DISCOVERY AND DEVELOPMENT OF CANCER THERAPEUTICS FOR NEXT PROGRAM

The mission of NExT is to develop agents that eventually become approved anticancer therapeutics. Numerous interconnected activities need to be successfully completed before an IND can be filed with the FDA to move into clinical trials. As is the case with scientific research projects, drug discovery is often fraught with unforeseen technical difficulties, biological dead ends, and the need to retrace one’s steps along the way.

Successfully navigating the drug discovery process requires the ability to quickly take advantage of new knowledge, the flexibility to change technical approach mid-stream, and an understanding that project timelines and budgets can and will deviate at many times along the way. Therefore, although the drug discovery process is often depicted as a linear series of stage gates, in reality projects seldom follow a predictable linear path, but rather entail the performance of numerous, not always sequential, and often iterative, activities, the exact timing of which can rarely be predicted a priori.

This has been one of the main, and in fact the hardest, lesson learned from more than a decade of drug discovery in DCTD.

DCTD’s mission to advance new therapies into patients requires that promising compounds navigate numerous technical activities in order to qualify for IND directed studies. This process includes the development of a high throughput screening assay, running the high throughput screen (often with >200,000 compounds), validation of hit compounds, development and use of secondary assays assessing the specificity and selectivity of the hit compounds against the target, medicinal and synthetic chemistry, in vitro and in vivo (e.g. animal) dose and schedule, efficacy, PK and PD studies in order to consider a compound sufficiently validated to have the intended biological outcome.

The experience of DCTD’s drug discovery efforts, over the past decade has demonstrated that 6 - 10-years is required to go from conducting a high-throughput screen to having a clinical candidate and conducting IND-enabling studies, and that many projects fail at different stages along the way to reaching that goal.

Under a previous NS TO (#34), the contractor successfully demonstrated the ability to deliver to NCI at least 1 Clinical Candidate (p97 AAA ATPase inhibitor), were close to nominating a Clinical Candidate for a second project (Mcl-1 inhibitor) when it was terminated by the applicant so they could pursue commercialization with a Pharmaceutical company, and were close to nominating a Clinical Candidate for a third

project (WDR5-MLL1 inhibitor) within a 5-year POP. At the conclusion of TO-34 we therefore initiated another NS-TO (20-019) with the same goal in mind to deliver at least 1 Clinical Candidate. Due to the nature of the deliverable, only projects which were further along in the pipeline were considered under the NS TO.

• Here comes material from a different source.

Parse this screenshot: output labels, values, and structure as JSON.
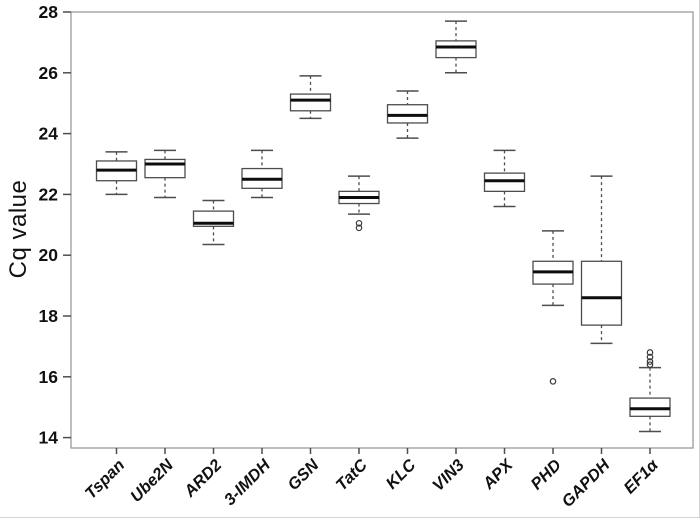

For this reason, NCI is submitting this new NS TO to allow for projects at earlier stages in the pipeline that, if successful, would feed into TO20-019. Additionally, this new Task Order would also allow for activities required subsequent to the identification of a Clinical Candidate, such as scale-up and manufacturing to support IND-enabling studies and Phase 1 Clinical Trials, particularly in the case of Biologics.